2. Learn from mentors.

The mentors conceptually understand the principles of financial intelligence. They already have examples and experiences both from themselves and others. Learning from a mentor, God willing, can reduce the possibility of failure. At least, there is someone you can talk to if you want to maneuver, if you want to sell or develop and buy assets. Some provide instructions based on theory or experience.

But on the other hand, learning directly from a mentor also has negative potential. Learning from this mentor should still not be swallowed completely following the mentor’s theory and experience. Moreover, if the mentor practices some bad ethics in business, such as not being able to maintain relationships, practices that are not in accordance with the guidance of Allah and His Messenger. So you have to be careful when choosing a mentor, choose those who are truly experienced but also do not violate ethics and rules in business and religion.

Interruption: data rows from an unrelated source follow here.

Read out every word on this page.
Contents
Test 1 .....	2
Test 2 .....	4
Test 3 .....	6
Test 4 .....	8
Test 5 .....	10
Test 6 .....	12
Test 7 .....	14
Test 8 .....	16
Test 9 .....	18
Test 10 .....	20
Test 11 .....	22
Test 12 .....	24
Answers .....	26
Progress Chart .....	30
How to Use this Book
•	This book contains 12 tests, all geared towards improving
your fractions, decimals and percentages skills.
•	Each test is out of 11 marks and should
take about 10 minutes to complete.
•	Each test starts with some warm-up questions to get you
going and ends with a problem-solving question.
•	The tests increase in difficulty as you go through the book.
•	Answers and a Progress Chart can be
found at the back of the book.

3. Learn from sources through seminars, training, etc.

We can learn from short courses about financial intelligence. We can take short courses, training or seminars on how to increase financial intelligence and achieve financial freedom in a relatively short time. We can interact directly with the speaker, who may be a famous motivator or expert in the field of knowledge regarding financial intelligence which in this day and age is relatively easy to obtain.

The advantage is, we can have direct dialogue with them, we can absorb their knowledge. We can be infected by his explosive motivation and then be moved to do the exact same thing as suggested by the speaker or motivator. The downside is that the speaker doesn’t focus on us. There were dozens or even hundreds of other seminar participants. The expert will only try to formulate a generic recipe. In fact, implementing various financial strategies must take into account the special characteristics of each person and type of business. So it is not certain that what the speaker spoke so passionately about can be done perfectly.

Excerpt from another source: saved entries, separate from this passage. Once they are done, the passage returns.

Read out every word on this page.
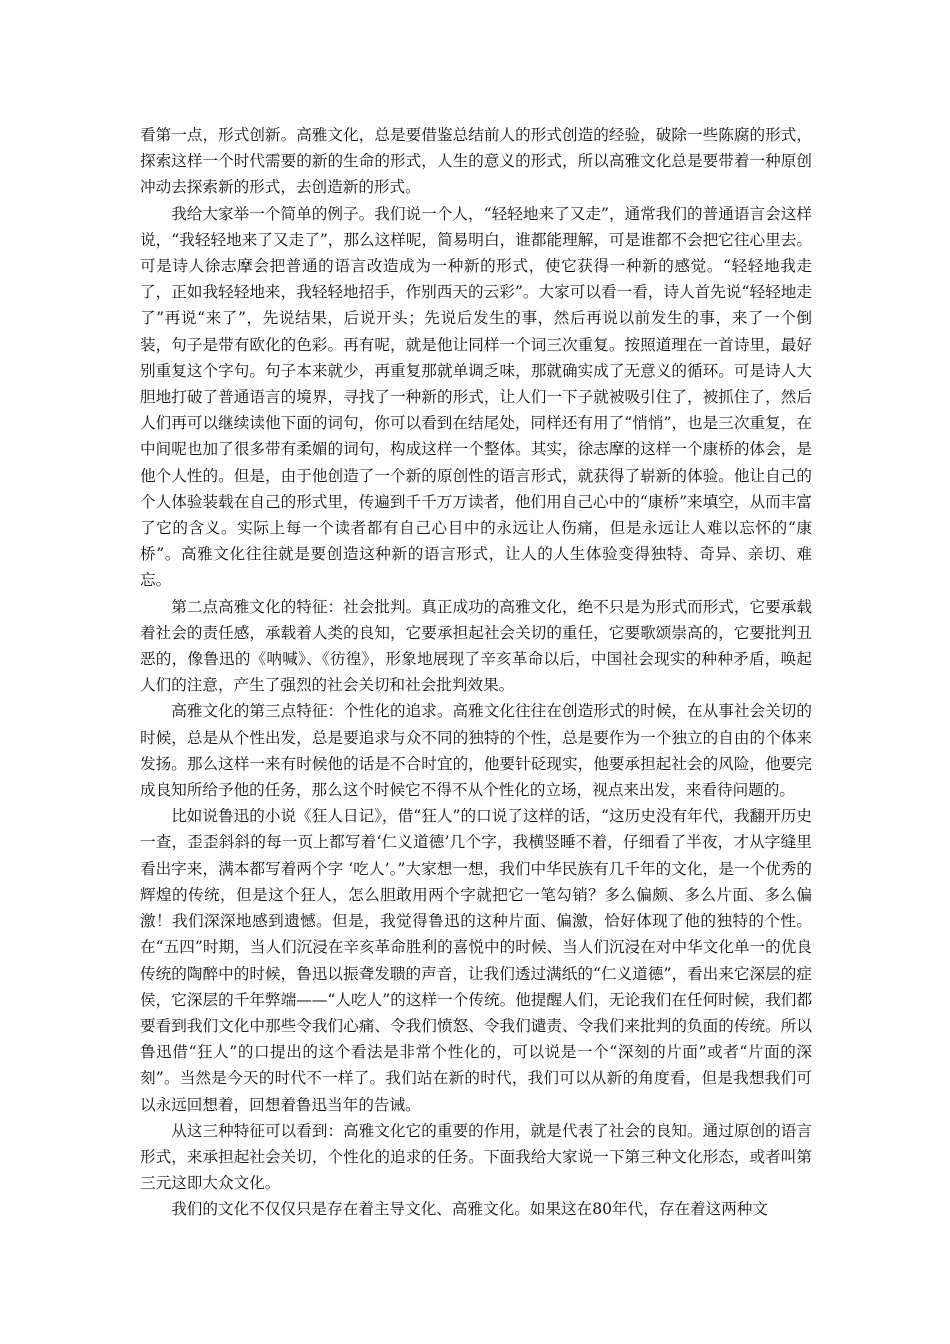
看第一点，形式创新。高雅文化，总是要借鉴总结前人的形式创造的经验，破除一些陈腐的形式，探索这样一个时代需要的新的生命的形式，人生的意义的形式，所以高雅文化总是要带着一种原创冲动去探索新的形式，去创造新的形式。

我给大家举一个简单的例子。我们说一个人，“轻轻地来了又走”，通常我们的普通语言会这样说，“我轻轻地来了又走了”，那么这样呢，简易明白，谁都能理解，可是谁都不会把它往心里去。可是诗人徐志摩会把普通的语言改造成为一种新的形式，使它获得一种新的感觉。“轻轻地我走了，正如我轻轻地来，我轻轻地招手，作别西天的云彩”。大家可以看一看，诗人首先说“轻轻地走了”再说“来了”，先说结果，后说开头；先说后发生的事，然后再说以前发生的事，来了一个倒装，句子是带有欧化的色彩。再有呢，就是他让同样一个词三次重复。按照道理在一首诗里，最好别重复这个字句。句子本来就少，再重复那就单调乏味，那就确实成了无意义的循环。可是诗人大胆地打破了普通语言的境界，寻找了一种新的形式，让人们一下子就被吸引住了，被抓住了，然后人们再可以继续读他下面的词句，你可以看到在结尾处，同样还有用了“悄悄”，也是三次重复，在中间呢也加了很多带有柔媚的词句，构成这样一个整体。其实，徐志摩的这样一个康桥的体会，是他个人性的。但是，由于他创造了一个新的原创性的语言形式，就获得了崭新的体验。他让自己的个人体验装载在自己的形式里，传遍到千千万万读者，他们用自己心中的“康桥”来填空，从而丰富了它的含义。实际上每一个读者都有自己心目中的永远让人伤痛，但是永远让人难以忘怀的“康桥”。高雅文化往往就是要创造这种新的语言形式，让人的人生体验变得独特、奇异、亲切、难忘。

第二点高雅文化的特征：社会批判。真正成功的高雅文化，绝不只是为形式而形式，它要承载着社会的责任感，承载着人类的良知，它要承担起社会关切的重任，它要歌颂崇高的，它要批判丑恶的，像鲁迅的《呐喊》、《彷徨》，形象地展现了辛亥革命以后，中国社会现实的种种矛盾，唤起人们的注意，产生了强烈的社会关切和社会批判效果。

高雅文化的第三点特征：个性化的追求。高雅文化往往在创造形式的时候，在从事社会关切的时候，总是从个性出发，总是要追求与众不同的独特的个性，总是要作为一个独立的自由的个体来发扬。那么这样一来有时候他的话是不合时宜的，他要针砭现实，他要承担起社会的风险，他要完成良知所给予他的任务，那么这个时候它不得不从个性化的立场，视点来出发，来看待问题的。

比如说鲁迅的小说《狂人日记》，借“狂人”的口说了这样的话，“这历史没有年代，我翻开历史一查，歪歪斜斜的每一页上都写着‘仁义道德’几个字，我横竖睡不着，仔细看了半夜，才从字缝里看出字来，满本都写着两个字 ‘吃人’。”大家想一想，我们中华民族有几千年的文化，是一个优秀的辉煌的传统，但是这个狂人，怎么胆敢用两个字就把它一笔勾销？多么偏颇、多么片面、多么偏激！我们深深地感到遗憾。但是，我觉得鲁迅的这种片面、偏激，恰好体现了他的独特的个性。在“五四”时期，当人们沉浸在辛亥革命胜利的喜悦中的时候、当人们沉浸在对中华文化单一的优良传统的陶醉中的时候，鲁迅以振聋发聩的声音，让我们透过满纸的“仁义道德”，看出来它深层的症侯，它深层的千年弊端——“人吃人”的这样一个传统。他提醒人们，无论我们在任何时候，我们都要看到我们文化中那些令我们心痛、令我们愤怒、令我们谴责、令我们来批判的负面的传统。所以鲁迅借“狂人”的口提出的这个看法是非常个性化的，可以说是一个“深刻的片面”或者“片面的深刻”。当然是今天的时代不一样了。我们站在新的时代，我们可以从新的角度看，但是我想我们可以永远回想着，回想着鲁迅当年的告诫。

从这三种特征可以看到：高雅文化它的重要的作用，就是代表了社会的良知。通过原创的语言形式，来承担起社会关切，个性化的追求的任务。下面我给大家说一下第三种文化形态，或者叫第三元这即大众文化。

我们的文化不仅仅只是存在着主导文化、高雅文化。如果这在80年代，存在着这两种文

4. Learn from books and videos.

We can also learn financial intelligence from books and videos. Recently, there have been quite a lot of books and videos circulating both off-line and on-line regarding financial intelligence. The writers and presenters present various recipes, formulas and practical tips, both in simple, practical and easy-to-digest language styles, to academic sentences that are difficult to understand. From descriptions using everyday vocabulary that are easy to understand, to complex formulas and numbers.

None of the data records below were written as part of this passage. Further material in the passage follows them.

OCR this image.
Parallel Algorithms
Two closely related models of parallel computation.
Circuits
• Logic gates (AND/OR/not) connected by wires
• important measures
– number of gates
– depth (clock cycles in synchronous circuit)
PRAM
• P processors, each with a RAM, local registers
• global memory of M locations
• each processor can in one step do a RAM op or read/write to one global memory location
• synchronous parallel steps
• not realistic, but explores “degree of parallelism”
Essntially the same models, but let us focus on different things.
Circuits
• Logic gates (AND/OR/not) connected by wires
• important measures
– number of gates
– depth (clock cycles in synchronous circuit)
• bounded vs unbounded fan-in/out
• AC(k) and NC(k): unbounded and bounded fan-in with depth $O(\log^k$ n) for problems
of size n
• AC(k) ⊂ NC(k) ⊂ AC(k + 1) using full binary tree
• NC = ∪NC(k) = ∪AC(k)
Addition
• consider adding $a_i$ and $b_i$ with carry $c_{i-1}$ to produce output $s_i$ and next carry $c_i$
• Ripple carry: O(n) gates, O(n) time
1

Just like taking part in training or seminars on financial intelligence, learning from books also has many disadvantages. The theories and tricks in books are sometimes unrealistic. Especially if it is written by a foreign author, who has experience abroad. Because the world of business and economy in Indonesia has a different style from other countries. The economy is different, the inflation and banking practices are different, and the behavior of the people (consumers) is also clearly very different.

The most important thing for us is how we learn and practice financial intelligence which will actually be very beneficial for our future. Methods can be used from various approaches as stated above, we just have to find which one we can do, find which one is suitable for us. Don’t delay learning it, the earlier you learn the science of financial intelligence, the better it will be for our future.